Data on the risk of cancer recurrence are of greatest clinical importance because there likely will never be a clinical trial randomizing patients with prior malignancies to different treatment groups. Nevertheless, in daily practice, these patients need adequate treatment for their rheumatologic disease. The only option for answering such clinical questions is careful, long-term observation.
So Are We Safe Now?
Today, we have more evidence regarding the safety of TNF inhibitors and the risk of malignancy than we have ever had for any other immunosuppressive therapy. Although the data are reassuring, important unanswered questions remain. Our knowledge is still restricted to patients for whom rheumatologists have made careful decisions regarding the use of new treatments. Additionally, even if we are confident as to the overall risk of cancer, we do not know enough about site-specific tumor risks.
Patients with very active disease may be willing to accept a potentially and insignificantly increased risk of recurrence for the sake of adequate treatment of RA.
There is growing evidence of an increased risk for nonmelanoma skin cancer (NMSC) in patients treated with TNF inhibitors. In 2007, Wolfe et al published cancer rates of about 13,000 patients with RA, of whom 49% were exposed to biologic agents.10 Although there was no overall increased risk for all cancers in patients treated with biologics, these agents were associated with an increased risk of NMSC (OR 1.5, 95% CI 1.2–1.8) and melanoma (OR 2.3, 95% CI 0.9–5.4). At the ACR Annual Scientific Meeting in 2009, Mercer et al reported on NMSC from the BSRBR.12 In 11,757 patients exposed to TNF inhibitors and 3,515 patients exposed to DMARDs, the overall risk for NMSC was 5.1 per 1,000 patient-years for patients not exposed to TNF inhibitors and 4.5 for those with a history of exposure (See Figure 3, p. 35). However, prior NMSC was a strong predictor of incident skin cancer, with a relative risk of 9.8, compared with patients without prior NMSC. In addition, patients with prior malignancies were less likely to receive biologic therapy. In those patients with no history of NMSC, the risk per 1,000 patient-years was 2.4 for DMARD patients and 3.5 for those treated with TNF-α inhibitors, which corresponds with a 70% increased risk.

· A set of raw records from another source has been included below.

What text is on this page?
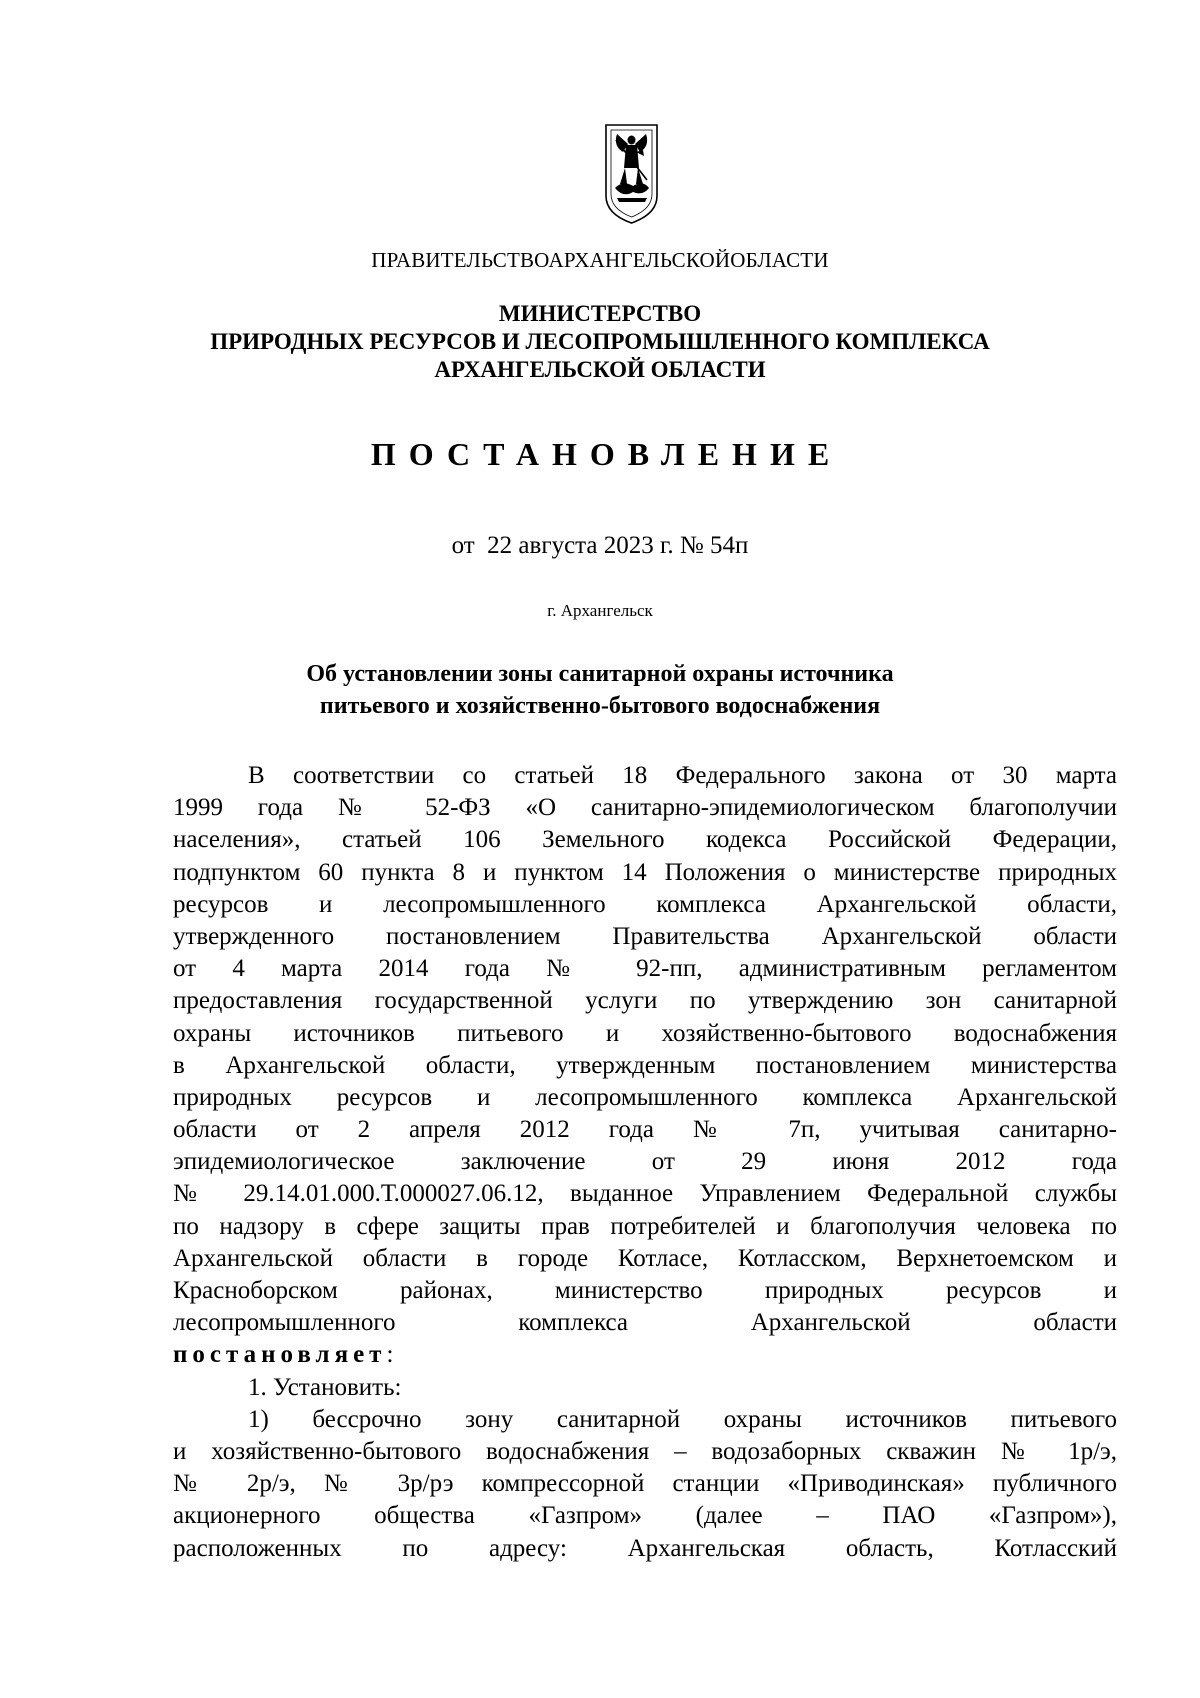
ПРАВИТЕЛЬСТВОАРХАНГЕЛЬСКОЙОБЛАСТИ
МИНИСТЕРСТВО
ПРИРОДНЫХ РЕСУРСОВ И ЛЕСОПРОМЫШЛЕННОГО КОМПЛЕКСА
АРХАНГЕЛЬСКОЙ ОБЛАСТИ
ПОСТАНОВЛЕНИЕ
от  22 августа 2023 г. № 54п
г. Архангельск
Об установлении зоны санитарной охраны источника
питьевого и хозяйственно-бытового водоснабжения
В соответствии со статьей 18 Федерального закона от 30 марта
1999 года № 52-ФЗ «О санитарно-эпидемиологическом благополучии
населения», статьей 106 Земельного кодекса Российской Федерации,
подпунктом 60 пункта 8 и пунктом 14 Положения о министерстве природных
ресурсов и лесопромышленного комплекса Архангельской области,
утвержденного постановлением Правительства Архангельской области
от 4 марта 2014 года № 92-пп, административным регламентом
предоставления государственной услуги по утверждению зон санитарной
охраны источников питьевого и хозяйственно-бытового водоснабжения
в Архангельской области, утвержденным постановлением министерства
природных ресурсов и лесопромышленного комплекса Архангельской
области от 2 апреля 2012 года № 7п, учитывая санитарно-
эпидемиологическое заключение от 29 июня 2012 года
№ 29.14.01.000.Т.000027.06.12, выданное Управлением Федеральной службы
по надзору в сфере защиты прав потребителей и благополучия человека по
Архангельской области в городе Котласе, Котласском, Верхнетоемском и
Красноборском районах, министерство природных ресурсов и
лесопромышленного комплекса Архангельской области
постановляет:
1. Установить:
1) бессрочно зону санитарной охраны источников питьевого
и хозяйственно-бытового водоснабжения – водозаборных скважин № 1р/э,
№ 2р/э, № 3р/рэ компрессорной станции «Приводинская» публичного
акционерного общества «Газпром» (далее – ПАО «Газпром»),
расположенных по адресу: Архангельская область, Котласский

An additional concern is the potential increased risk for cancer in children with juvenile idiopathic arthritis (JIA) who are treated with TNF inhibitors. In the summer of 2009, the U.S. Food and Drug Administration released new safety information based on an analysis of 48 malignancies in children and adolescents treated with TNF inhibitors, and it required the manufacturers of TNF blockers to update the boxed warning in the prescribing information.13 Approximately half of the malignancies were lymphomas, suggesting that there is an increased risk of lymphoma in children and adolescents with systemic inflammatory diseases treated with these agents compared with the general population. It remains unclear, however, what proportion of this increased risk can be attributed to the use of cytokine inhibitors, the underlying disease, or the effects of other immunosuppressive medications, which were used by 88% of patients in the analysis. Valid data on the background risk of lymphoma in children and adolescents with systemic inflammatory diseases are urgently needed.